Les groupes étaient des mosaïques de différences. Âge, sexe, formation, milieu social, fonctions, situation hiérarchique, choix politiques et philosophiques, tout contribuait à leur diversité. Pourtant, les différences ne se manifestaient guère. Les tempéraments évitaient de se frotter et il était rare qu’un débat suscite quelque affrontement entre les participants, à moins qu’il ne s’agisse du championnat de football ou de la destination des vacances. J’étais stupéfait de constater qu’un stagiaire avec qui j’avais entamé une conversation intéressante dans le couloir se murait dans un silence épais dès que nous entrions en séance. Quelle image rendrait compte de ce climat? La chape de plomb? La volière plutôt, ou le filet. Des espèces différentes y sont enfermées et chacun des oiseaux captifs se félicite en secret de son plumage et de son ramage pour oublier qu’ils sont tous ensemble à la merci de l’oiseleur, et assez menteurs pour faire semblant de s’en contenter. 

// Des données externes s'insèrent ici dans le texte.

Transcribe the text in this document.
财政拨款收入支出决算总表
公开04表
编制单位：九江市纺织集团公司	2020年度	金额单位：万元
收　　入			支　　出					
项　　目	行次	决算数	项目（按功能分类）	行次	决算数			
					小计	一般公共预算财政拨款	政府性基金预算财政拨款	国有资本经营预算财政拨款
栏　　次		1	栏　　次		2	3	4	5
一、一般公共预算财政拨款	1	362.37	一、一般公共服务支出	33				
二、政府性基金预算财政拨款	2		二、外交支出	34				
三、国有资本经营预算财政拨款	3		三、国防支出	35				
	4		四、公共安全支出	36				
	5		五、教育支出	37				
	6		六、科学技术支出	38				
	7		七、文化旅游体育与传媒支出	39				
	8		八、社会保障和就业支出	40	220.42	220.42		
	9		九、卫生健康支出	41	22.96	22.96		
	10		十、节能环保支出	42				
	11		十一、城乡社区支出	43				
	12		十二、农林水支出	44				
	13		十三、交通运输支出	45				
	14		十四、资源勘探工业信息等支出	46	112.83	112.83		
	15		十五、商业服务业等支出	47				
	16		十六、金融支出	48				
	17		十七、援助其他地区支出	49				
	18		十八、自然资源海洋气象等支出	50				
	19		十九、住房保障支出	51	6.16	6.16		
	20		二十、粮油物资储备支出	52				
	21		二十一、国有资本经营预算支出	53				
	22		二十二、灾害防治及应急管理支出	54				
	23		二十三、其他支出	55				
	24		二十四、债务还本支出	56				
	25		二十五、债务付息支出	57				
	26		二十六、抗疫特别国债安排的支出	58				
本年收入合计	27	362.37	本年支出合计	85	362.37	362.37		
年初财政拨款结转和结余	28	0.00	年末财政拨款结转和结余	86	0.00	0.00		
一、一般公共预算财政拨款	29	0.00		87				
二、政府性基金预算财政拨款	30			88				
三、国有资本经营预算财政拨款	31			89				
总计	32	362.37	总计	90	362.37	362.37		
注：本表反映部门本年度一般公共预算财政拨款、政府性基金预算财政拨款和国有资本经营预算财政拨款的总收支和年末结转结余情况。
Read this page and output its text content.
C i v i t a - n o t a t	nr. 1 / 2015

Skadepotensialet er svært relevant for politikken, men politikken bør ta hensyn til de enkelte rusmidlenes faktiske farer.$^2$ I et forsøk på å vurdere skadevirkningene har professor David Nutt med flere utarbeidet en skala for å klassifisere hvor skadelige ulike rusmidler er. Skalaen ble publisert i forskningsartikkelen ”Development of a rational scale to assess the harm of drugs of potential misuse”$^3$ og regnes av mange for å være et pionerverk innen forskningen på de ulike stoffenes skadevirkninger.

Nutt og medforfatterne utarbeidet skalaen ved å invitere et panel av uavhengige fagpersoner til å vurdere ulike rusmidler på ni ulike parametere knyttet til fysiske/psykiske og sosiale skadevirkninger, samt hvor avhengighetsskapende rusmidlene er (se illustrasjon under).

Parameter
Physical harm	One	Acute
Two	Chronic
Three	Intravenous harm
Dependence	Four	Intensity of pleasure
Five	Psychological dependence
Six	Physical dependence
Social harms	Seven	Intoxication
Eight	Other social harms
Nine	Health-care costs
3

L’apparente passivité des stagiaires m’apprit beaucoup. Leur réserve, leur prudence, leur conformisme m’apparurent infiniment plus intéressants que ce que j’aurais pu leur enseigner. En m’immergeant avec eux dans la question de l’expression, il me semblait que j’allais à l’essentiel: tout à la fois je les interrogeais, j’interrogeais le monde où nous vivions ensemble et je me demandais à moi-même pourquoi je prenais un tel intérêt à tout cela. J’oubliais le professeur que j’avais aimé être, ses livres, ses notes. Ce métier était à découvrir et à inventer, je ne me fierais qu’à mon instinct. Il m’arrivait de douter, mais l’idée d’être un formateur conforme, c’est-à-dire un esclave joueur de flûte, me semblait si haïssable que l’évoquer ranimait à l’instant mon énergie défaillante. 

une SiTuaTion déSeSPérée Qui remPliT d’eSPoir

Pourquoi les stagiaires se taisent-ils ? De quoi ont-ils peur ? Qu’est-ce que ce repli frileux, ce chipotage avec la parole ? Tout le monde, à l’époque, étant plus ou moins teinté de Marx ou de Freud, la réponse était à la portée de toutes les cervelles: l’aliénation, dont on chantait le nom sur l’air des lampions rouges, sans que cela la fît disparaître. On pouvait également, pour laisser dormir les grands ancêtres, se contenter d’explications plus ordinaires. Mettre en cause les structures de l’entreprise, le système de domination qu’elles reproduisent, le climat de compétition et de méfiance qu’elles entretiennent. Déplorer l’emprise constante d’une hiérarchie servile, les menaces explicites ou implicites qu’elle fait planer. Insister sur la nécessité pour les travailleurs de tourner sept fois leur langue dans leur bouche. 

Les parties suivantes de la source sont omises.